I think the school should get a very clear message that the people… in this town say “Enough is enough.” Now, that’s not a hateful thing against atheists… It’s really not. I don’t understand — I really don’t understand… You don’t have the right to not be offended. My gosh…

You know who’s going to survive in the end?… I contend it will be the people of faith or the people who are currently being ostracized because of their point of view. The people who this system has beaten up and told to shut up for a very long time. Because there’s not hatred in our hearts…

He says a bunch of other nonsensical things, too — what’s new? — but let’s talk for a moment about the “offended” comment. We hear that a lot, every time an atheist speaks up about a violation of church/state separation, right-wingers love to say their prayers are made in good faith and they’re not trying to offend anybody so stop being offended.

Of course, “offense” has little to do with it. That’s not why we file lawsuits or make big deals out of these situations. It’s about not letting the majority’s religion become the school’s official religion, which a formal prayer does. It’s about making a ceremony that’s supposed to be for everybody truly inclusive. It’s about honoring the Constitution when Christians try to override it — something you would think even Beck would appreciate.

It doesn’t matter what the prayer sounded like or what the intentions of the speaker were. Even if Christians dominate the community, they have no right to turn a public school ceremony into another church service. What Hardwick did may have been considered private, protected speech, but he inadvertently slammed non-Christians in the process. (Keep in mind that Beck thinks Christians are the ones being ostracized in all of this.) It’s much worse, though, when the prayer comes from a school official.

Beck’s commentary doesn’t really even make sense — again, what’s new? — since the atheists who stopped the formal invocation prayers weren’t “offended” in the first place:

Bradley Chester, a graduating senior, is an atheist and one of the students who approached [Principal Tim] Godbey about not having prayer at graduation.

“I feel like you shouldn’t force your religion upon anybody,” Chester said in an interview with WKYT in Lexington. “And a lot of people are saying if there are prayers at graduation, you don’t have to participate, you can sit there and not listen, close your ears.

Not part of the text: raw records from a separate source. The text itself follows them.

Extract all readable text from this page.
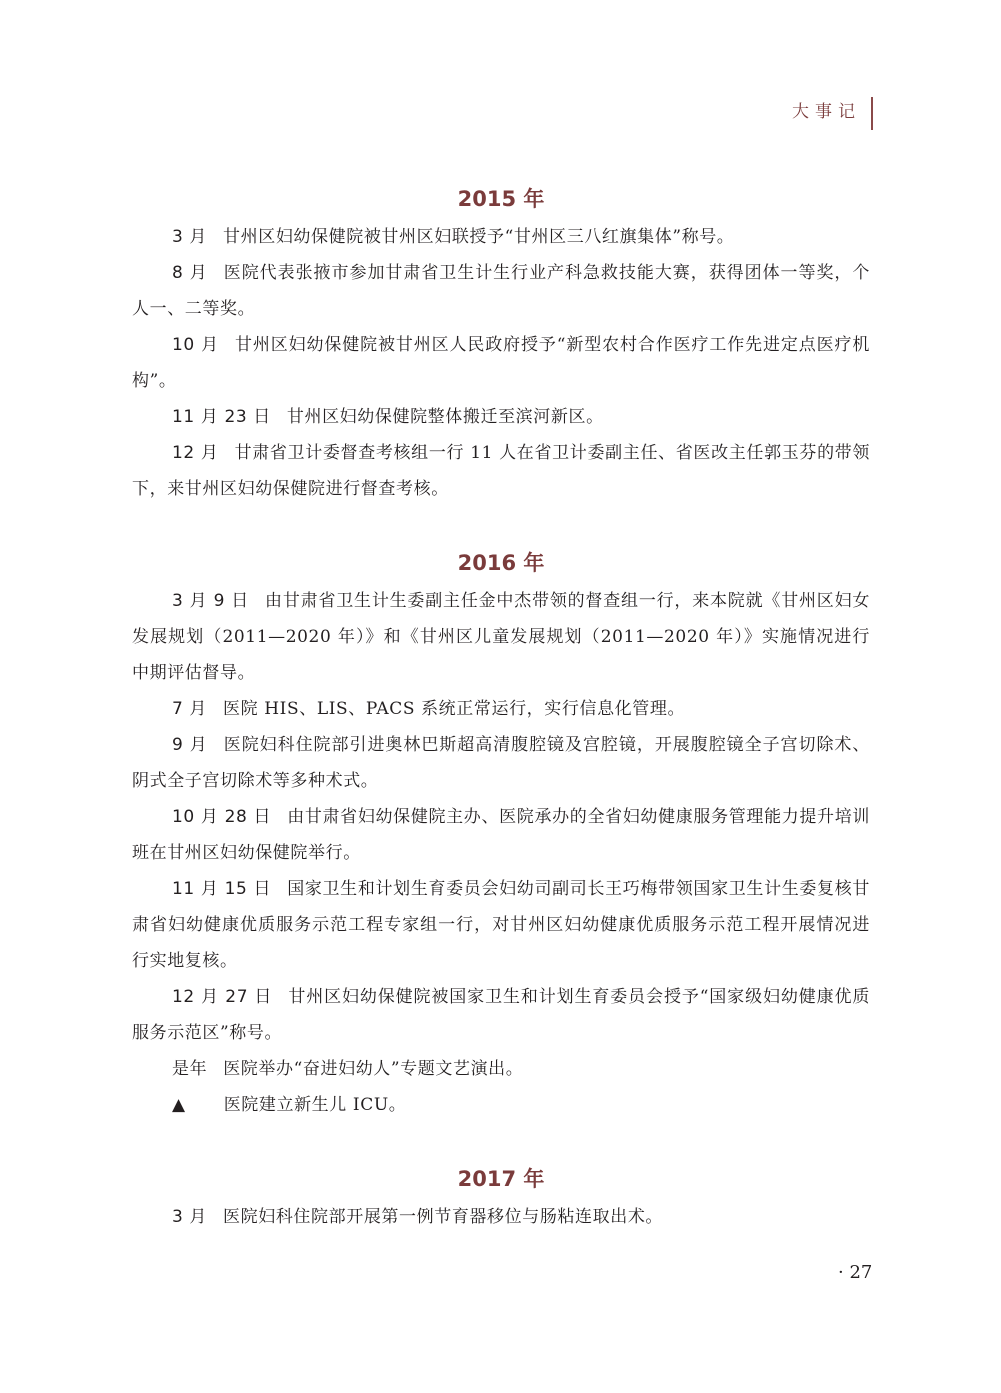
大事记
2015 年

3 月 甘州区妇幼保健院被甘州区妇联授予“甘州区三八红旗集体”称号。

8 月 医院代表张掖市参加甘肃省卫生计生行业产科急救技能大赛，获得团体一等奖，个人一、二等奖。

10 月 甘州区妇幼保健院被甘州区人民政府授予“新型农村合作医疗工作先进定点医疗机构”。

11 月 23 日 甘州区妇幼保健院整体搬迁至滨河新区。

12 月 甘肃省卫计委督查考核组一行 11 人在省卫计委副主任、省医改主任郭玉芬的带领下，来甘州区妇幼保健院进行督查考核。

2016 年

3 月 9 日 由甘肃省卫生计生委副主任金中杰带领的督查组一行，来本院就《甘州区妇女发展规划（2011—2020 年）》和《甘州区儿童发展规划（2011—2020 年）》实施情况进行中期评估督导。

7 月 医院 HIS、LIS、PACS 系统正常运行，实行信息化管理。

9 月 医院妇科住院部引进奥林巴斯超高清腹腔镜及宫腔镜，开展腹腔镜全子宫切除术、阴式全子宫切除术等多种术式。

10 月 28 日 由甘肃省妇幼保健院主办、医院承办的全省妇幼健康服务管理能力提升培训班在甘州区妇幼保健院举行。

11 月 15 日 国家卫生和计划生育委员会妇幼司副司长王巧梅带领国家卫生计生委复核甘肃省妇幼健康优质服务示范工程专家组一行，对甘州区妇幼健康优质服务示范工程开展情况进行实地复核。

12 月 27 日 甘州区妇幼保健院被国家卫生和计划生育委员会授予“国家级妇幼健康优质服务示范区”称号。

是年 医院举办“奋进妇幼人”专题文艺演出。

▲ 医院建立新生儿 ICU。

2017 年

3 月 医院妇科住院部开展第一例节育器移位与肠粘连取出术。

· 27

Well, one, it’s my graduation. I shouldn’t have to close my ears.

“This is a place for school, not a church. I feel like I’m graduating from Lincoln County High, not Lincoln County Church.”

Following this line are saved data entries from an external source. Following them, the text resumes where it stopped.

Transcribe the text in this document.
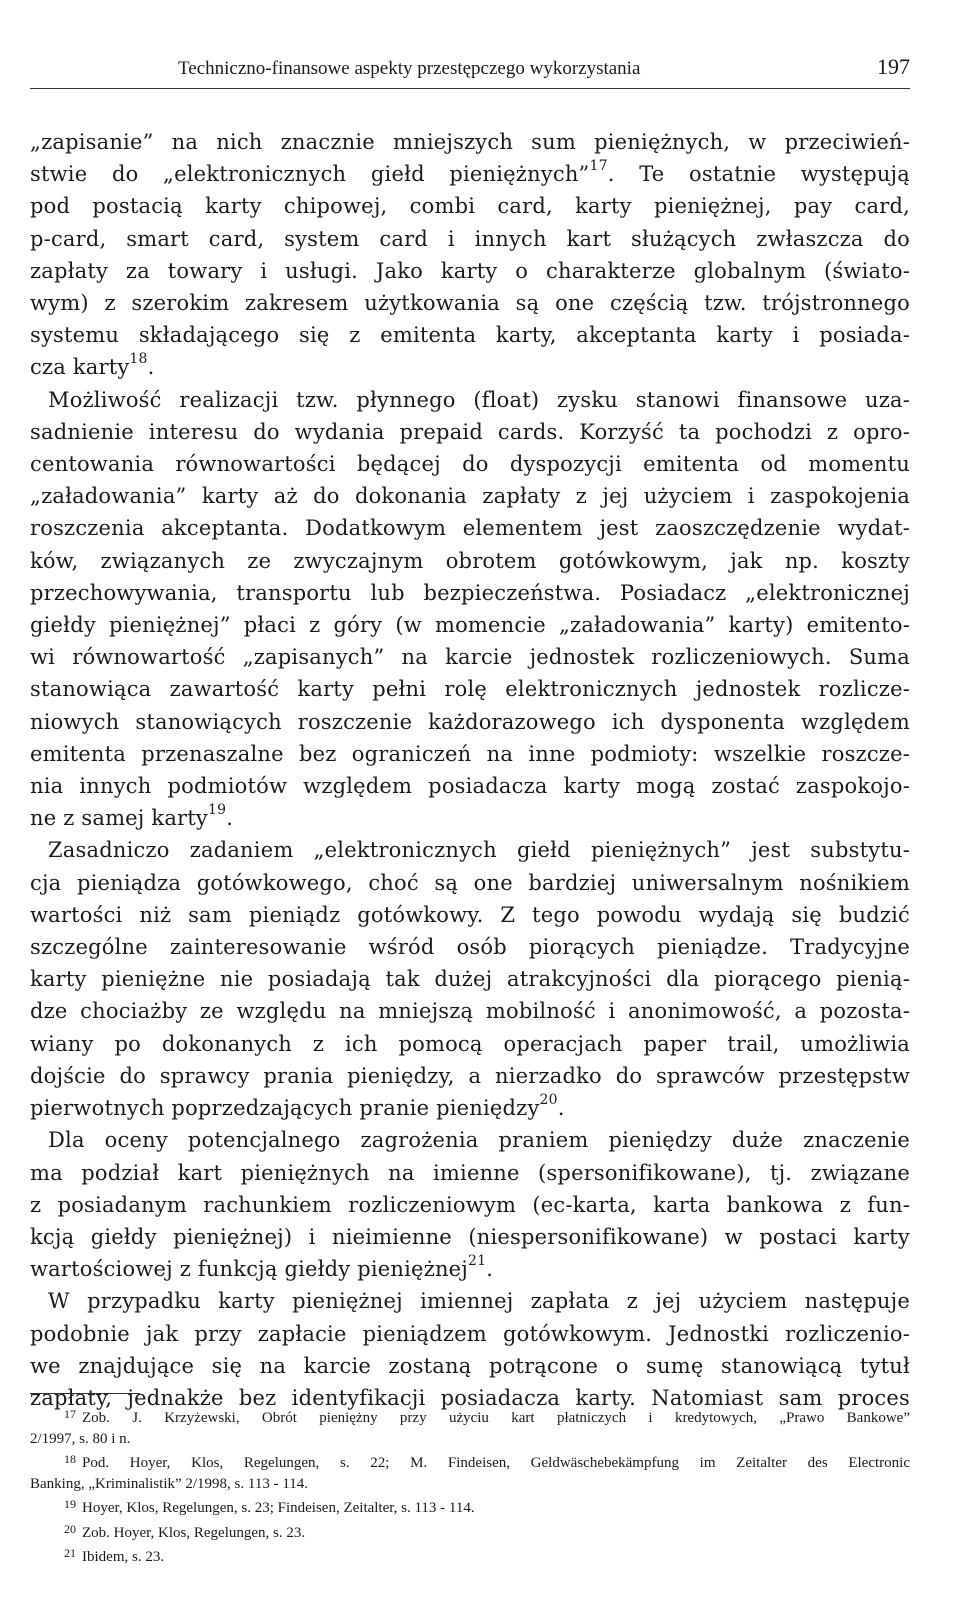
Techniczno-finansowe aspekty przestępczego wykorzystania	197
„zapisanie” na nich znacznie mniejszych sum pieniężnych, w przeciwień-
stwie do „elektronicznych giełd pieniężnych”$^{17}$. Te ostatnie występują
pod postacią karty chipowej, combi card, karty pieniężnej, pay card,
p-card, smart card, system card i innych kart służących zwłaszcza do
zapłaty za towary i usługi. Jako karty o charakterze globalnym (świato-
wym) z szerokim zakresem użytkowania są one częścią tzw. trójstronnego
systemu składającego się z emitenta karty, akceptanta karty i posiada-
cza karty$^{18}$.
Możliwość realizacji tzw. płynnego (float) zysku stanowi finansowe uza-
sadnienie interesu do wydania prepaid cards. Korzyść ta pochodzi z opro-
centowania równowartości będącej do dyspozycji emitenta od momentu
„załadowania” karty aż do dokonania zapłaty z jej użyciem i zaspokojenia
roszczenia akceptanta. Dodatkowym elementem jest zaoszczędzenie wydat-
ków, związanych ze zwyczajnym obrotem gotówkowym, jak np. koszty
przechowywania, transportu lub bezpieczeństwa. Posiadacz „elektronicznej
giełdy pieniężnej” płaci z góry (w momencie „załadowania” karty) emitento-
wi równowartość „zapisanych” na karcie jednostek rozliczeniowych. Suma
stanowiąca zawartość karty pełni rolę elektronicznych jednostek rozlicze-
niowych stanowiących roszczenie każdorazowego ich dysponenta względem
emitenta przenaszalne bez ograniczeń na inne podmioty: wszelkie roszcze-
nia innych podmiotów względem posiadacza karty mogą zostać zaspokojo-
ne z samej karty$^{19}$.
Zasadniczo zadaniem „elektronicznych giełd pieniężnych” jest substytu-
cja pieniądza gotówkowego, choć są one bardziej uniwersalnym nośnikiem
wartości niż sam pieniądz gotówkowy. Z tego powodu wydają się budzić
szczególne zainteresowanie wśród osób piorących pieniądze. Tradycyjne
karty pieniężne nie posiadają tak dużej atrakcyjności dla piorącego pienią-
dze chociażby ze względu na mniejszą mobilność i anonimowość, a pozosta-
wiany po dokonanych z ich pomocą operacjach paper trail, umożliwia
dojście do sprawcy prania pieniędzy, a nierzadko do sprawców przestępstw
pierwotnych poprzedzających pranie pieniędzy$^{20}$.
Dla oceny potencjalnego zagrożenia praniem pieniędzy duże znaczenie
ma podział kart pieniężnych na imienne (spersonifikowane), tj. związane
z posiadanym rachunkiem rozliczeniowym (ec-karta, karta bankowa z fun-
kcją giełdy pieniężnej) i nieimienne (niespersonifikowane) w postaci karty
wartościowej z funkcją giełdy pieniężnej$^{21}$.
W przypadku karty pieniężnej imiennej zapłata z jej użyciem następuje
podobnie jak przy zapłacie pieniądzem gotówkowym. Jednostki rozliczenio-
we znajdujące się na karcie zostaną potrącone o sumę stanowiącą tytuł
zapłaty, jednakże bez identyfikacji posiadacza karty. Natomiast sam proces
$^{17}$ Zob. J. Krzyżewski, Obrót pieniężny przy użyciu kart płatniczych i kredytowych, „Prawo Bankowe”
2/1997, s. 80 i n.
$^{18}$ Pod. Hoyer, Klos, Regelungen, s. 22; M. Findeisen, Geldwäschebekämpfung im Zeitalter des Electronic
Banking, „Kriminalistik” 2/1998, s. 113 - 114.
$^{19}$ Hoyer, Klos, Regelungen, s. 23; Findeisen, Zeitalter, s. 113 - 114.
$^{20}$ Zob. Hoyer, Klos, Regelungen, s. 23.
$^{21}$ Ibidem, s. 23.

Chester and his allies wanted to make their graduation comfortable for everybody. They didn’t want the school to announce that God didn’t exist; they just wanted a ceremony that didn’t elevate one religion to a special level and they were right to do that.

Hardwick and Beck may not be capable of putting themselves in the shoes of people who don’t believe in God, but atheists know the feeling of exclusion very well. Even if the majority of people in the audience wanted to hear it, the prayers were better left said in the car on the way to the event, not at the microphone during it.